やがて、小町がそっと息を吸う。静かな夜の空気を優しく震わせるその微かな音が、僕には確かに聞こえた。
「もう少しの間だけ、伊勢君に甘えていいかしら」
最後まで残っていた小さな空白に、そっとピースを添えるように。心のどこかで望んでいた言葉が、しめやかに囁かれる。
「僕でよかったら」
親愛なる恋人からの素っ気ない、けれどひたむきな願いに応えるために、僕は誠意をこめてそう言った。

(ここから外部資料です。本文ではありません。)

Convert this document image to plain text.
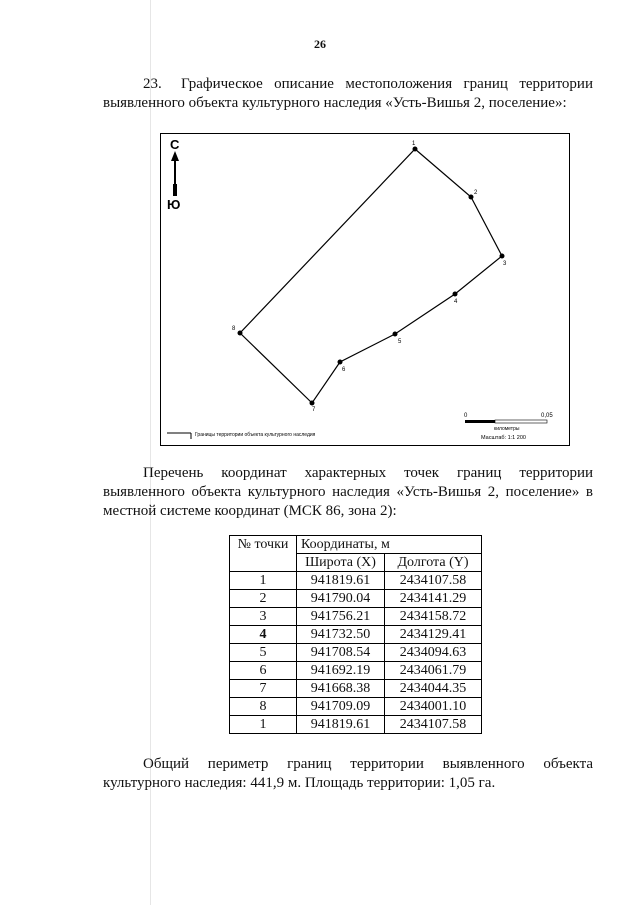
26

23. Графическое описание местоположения границ территории выявленного объекта культурного наследия «Усть-Вишья 2, поселение»:

С
Ю
1
2
3
4
5
6
7
8
Границы территории объекта культурного наследия
0	0,05
километры
Масштаб: 1:1 200

Перечень координат характерных точек границ территории выявленного объекта культурного наследия «Усть-Вишья 2, поселение» в местной системе координат (МСК 86, зона 2):

№ точки	Координаты, м	
	Широта (X)	Долгота (Y)
1	941819.61	2434107.58
2	941790.04	2434141.29
3	941756.21	2434158.72
4	941732.50	2434129.41
5	941708.54	2434094.63
6	941692.19	2434061.79
7	941668.38	2434044.35
8	941709.09	2434001.10
1	941819.61	2434107.58

Общий периметр границ территории выявленного объекта культурного наследия: 441,9 м. Площадь территории: 1,05 га.
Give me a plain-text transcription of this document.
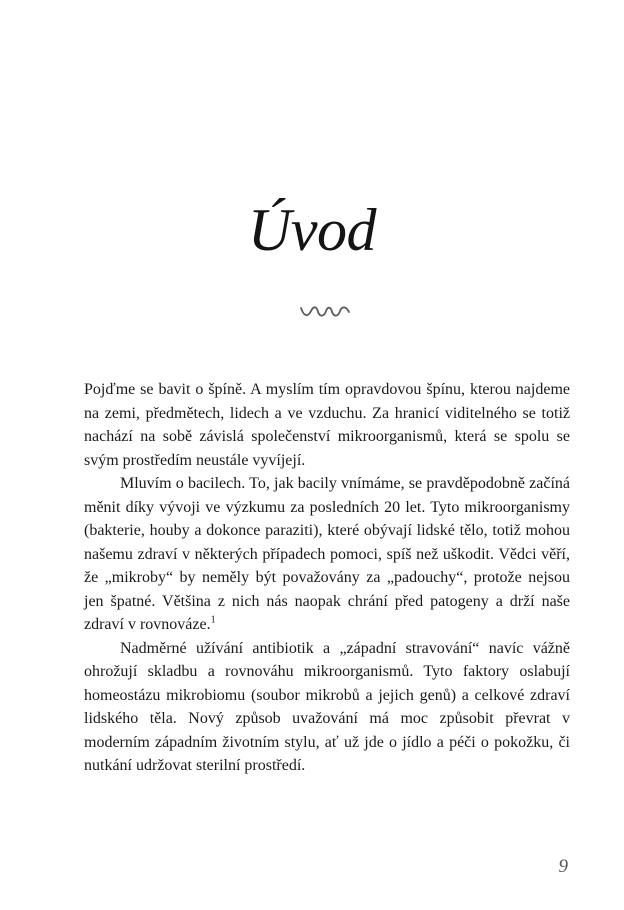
Úvod

Pojďme se bavit o špíně. A myslím tím opravdovou špínu, kterou najdeme na zemi, předmětech, lidech a ve vzduchu. Za hranicí viditelného se totiž nachází na sobě závislá společenství mikroorganismů, která se spolu se svým prostředím neustále vyvíjejí.

Mluvím o bacilech. To, jak bacily vnímáme, se pravděpodobně začíná měnit díky vývoji ve výzkumu za posledních 20 let. Tyto mikroorganismy (bakterie, houby a dokonce paraziti), které obývají lidské tělo, totiž mohou našemu zdraví v některých případech pomoci, spíš než uškodit. Vědci věří, že „mikroby“ by neměly být považovány za „padouchy“, protože nejsou jen špatné. Většina z nich nás naopak chrání před patogeny a drží naše zdraví v rovnováze.$^1$

Nadměrné užívání antibiotik a „západní stravování“ navíc vážně ohrožují skladbu a rovnováhu mikroorganismů. Tyto faktory oslabují homeostázu mikrobiomu (soubor mikrobů a jejich genů) a celkové zdraví lidského těla. Nový způsob uvažování má moc způsobit převrat v moderním západním životním stylu, ať už jde o jídlo a péči o pokožku, či nutkání udržovat sterilní prostředí.

9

小町の指に、再び力が入る。今度は、爪が立てられることもなかった。
アパートまでたどり着くと、僕たちはどちらからともなく手を離した。長時間の歩行で疲れ切っているはずなのに、僕も小町もしばらく黙ったままその場から動けずにいた。
「気をつけてね」
と小町が口を開く。今日という日の幕引きが、避けがたく迫っていた。けれど、せめて最後に伝えたい言葉があった。僕は、「小町」と名前を呼ぶ。
それは、愚かで未熟な僕が抱いていた、幼い夢の残滓。やがて去りゆこうとしている五月一日を飾るための、捻りもなければ面白みの欠片もない、けれど心からの言葉。
「ハッピーバースデー」
また、容赦のない言葉が飛んでくるのかもしれない。僕はそう覚悟した。けれど、小町は無言のままだった。言葉の代わりに、街灯の光に浮かび上がる白い顔が、ゆっくりと喜びの色に染まっていく。
初めて目にする、長く閉ざされていた蕾が綻ぶ待望の瞬間にも似たその笑い方は、十八歳になった彼女を象徴するような、果てのない美しさを僕に投げかけてきた。